I was extremely impressed with the technology, which seemed both discreet and effective. The problems with it have been limited, which I found encouraging. As members know, the Executive rolled out a couple of pilot projects, one of which was based at Hamilton sheriff court. My recollection is that the liberty of about 69 offenders has been restricted for varying periods and the compliance rate has been high.
The technology is such that Reliance Monitoring can tell when the conditions of the order have been breached to the smallest extent. A degree of slippage has been built into the system, in that an offender is allowed to be up to a total of 90 minutes late, spread over the tagging sentence. However, if he goes over that 90 minutes, he will be reported for breaching his order. Reports are made for every significant incident of lateness.
When an offender is in breach of their order, Reliance Monitoring notifies the sheriff clerk at the relevant court within two working days, which is perfectly satisfactory. However, there has been a problem with the system, as it was taking about six weeks for offenders to be returned to Hamilton sheriff court to face the sheriff and explain the breach. In some cases, by the time the sheriff had dealt with the offender, the sentence—that is, the order—had been completed. In those cases, the offender was given a financial penalty. If the system is to work, there must be a built-in procedure in which those who are in breach are brought before the court within a much tighter time scale. Otherwise, word will get out and the system will break down altogether.
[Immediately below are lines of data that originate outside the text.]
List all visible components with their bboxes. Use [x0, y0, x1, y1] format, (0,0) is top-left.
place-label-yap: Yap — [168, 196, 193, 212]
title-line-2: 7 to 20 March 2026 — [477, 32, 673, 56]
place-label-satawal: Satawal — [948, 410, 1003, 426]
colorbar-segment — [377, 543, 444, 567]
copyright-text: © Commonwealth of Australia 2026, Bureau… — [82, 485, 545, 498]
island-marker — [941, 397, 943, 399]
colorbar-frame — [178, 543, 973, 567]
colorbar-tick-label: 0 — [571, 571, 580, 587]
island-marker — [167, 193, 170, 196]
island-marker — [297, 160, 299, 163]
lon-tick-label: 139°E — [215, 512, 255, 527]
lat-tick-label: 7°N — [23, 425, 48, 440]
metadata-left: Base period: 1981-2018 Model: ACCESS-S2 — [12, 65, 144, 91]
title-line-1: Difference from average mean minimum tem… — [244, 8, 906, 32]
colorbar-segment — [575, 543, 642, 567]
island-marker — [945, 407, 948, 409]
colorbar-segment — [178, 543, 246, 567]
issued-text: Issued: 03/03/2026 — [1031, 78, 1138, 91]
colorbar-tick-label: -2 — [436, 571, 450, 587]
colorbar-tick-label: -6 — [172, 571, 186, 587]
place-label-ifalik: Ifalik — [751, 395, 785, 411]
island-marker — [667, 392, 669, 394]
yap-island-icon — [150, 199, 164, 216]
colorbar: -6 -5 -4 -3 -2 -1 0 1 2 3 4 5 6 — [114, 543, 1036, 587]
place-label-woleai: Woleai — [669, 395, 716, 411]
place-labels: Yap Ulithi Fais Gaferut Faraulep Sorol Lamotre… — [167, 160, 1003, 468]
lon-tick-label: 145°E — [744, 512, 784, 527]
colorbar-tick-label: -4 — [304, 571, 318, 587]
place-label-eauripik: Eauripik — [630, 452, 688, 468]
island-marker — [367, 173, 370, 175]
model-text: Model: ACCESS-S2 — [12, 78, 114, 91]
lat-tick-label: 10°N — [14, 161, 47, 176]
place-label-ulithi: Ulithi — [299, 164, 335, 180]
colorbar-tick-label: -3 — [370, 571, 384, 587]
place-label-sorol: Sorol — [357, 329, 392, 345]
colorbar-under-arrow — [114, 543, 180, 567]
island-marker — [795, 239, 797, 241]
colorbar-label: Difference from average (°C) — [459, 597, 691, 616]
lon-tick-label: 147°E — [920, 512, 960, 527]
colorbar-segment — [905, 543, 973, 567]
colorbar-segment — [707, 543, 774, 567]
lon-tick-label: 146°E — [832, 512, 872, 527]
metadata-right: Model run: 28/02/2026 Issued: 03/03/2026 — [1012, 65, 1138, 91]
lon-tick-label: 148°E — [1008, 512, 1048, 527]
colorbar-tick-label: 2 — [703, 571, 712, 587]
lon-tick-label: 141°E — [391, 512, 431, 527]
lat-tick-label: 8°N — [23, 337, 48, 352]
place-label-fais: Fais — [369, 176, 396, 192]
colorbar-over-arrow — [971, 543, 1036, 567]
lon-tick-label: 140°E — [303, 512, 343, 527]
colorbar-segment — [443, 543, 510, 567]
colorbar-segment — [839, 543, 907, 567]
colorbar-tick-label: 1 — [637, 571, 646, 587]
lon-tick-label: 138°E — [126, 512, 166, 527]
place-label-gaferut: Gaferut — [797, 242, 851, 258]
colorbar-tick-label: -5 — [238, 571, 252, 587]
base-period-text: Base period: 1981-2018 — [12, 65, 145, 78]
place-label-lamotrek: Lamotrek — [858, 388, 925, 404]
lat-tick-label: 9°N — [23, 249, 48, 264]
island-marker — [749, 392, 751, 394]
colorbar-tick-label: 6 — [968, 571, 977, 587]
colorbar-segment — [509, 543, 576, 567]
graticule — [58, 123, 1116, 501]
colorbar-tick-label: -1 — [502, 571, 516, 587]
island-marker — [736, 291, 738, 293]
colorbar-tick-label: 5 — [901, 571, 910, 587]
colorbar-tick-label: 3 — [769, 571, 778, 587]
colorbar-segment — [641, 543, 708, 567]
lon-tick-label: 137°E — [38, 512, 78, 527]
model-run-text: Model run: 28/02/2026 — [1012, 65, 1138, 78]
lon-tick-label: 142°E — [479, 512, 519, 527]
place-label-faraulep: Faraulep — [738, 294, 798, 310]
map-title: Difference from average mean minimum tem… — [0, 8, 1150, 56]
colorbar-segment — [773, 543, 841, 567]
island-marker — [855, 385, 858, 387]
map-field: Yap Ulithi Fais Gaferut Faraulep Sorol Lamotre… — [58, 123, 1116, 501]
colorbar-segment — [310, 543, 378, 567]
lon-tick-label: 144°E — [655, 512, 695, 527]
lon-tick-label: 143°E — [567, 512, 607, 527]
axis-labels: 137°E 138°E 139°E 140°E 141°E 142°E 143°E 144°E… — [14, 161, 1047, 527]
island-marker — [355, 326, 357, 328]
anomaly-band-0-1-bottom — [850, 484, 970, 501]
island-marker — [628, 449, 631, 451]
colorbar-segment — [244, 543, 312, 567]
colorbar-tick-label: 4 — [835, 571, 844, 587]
As I said, I was somewhat encouraged by the visit. The technology was extremely impressive and seems to have worked thus far. However, these are early days, given the number of cases in the prosecution pipeline and the fact that the experiment has been of short duration. The jury is out on how effective the system will be over time.
We will get a report on our visit, which I am sure members will find useful, given that the Criminal Justice (Scotland) Bill proposes an extension of electronic tagging. We must examine that issue in more detail and the report will give us an opportunity to do so. The visit to the centre alerted me to the fact that we must consider which offences tagging should be used for and whether we should restrict the type of offender involved. The full report will be available before stage 2 of the bill.
As there are no questions, we will move to agenda item 1.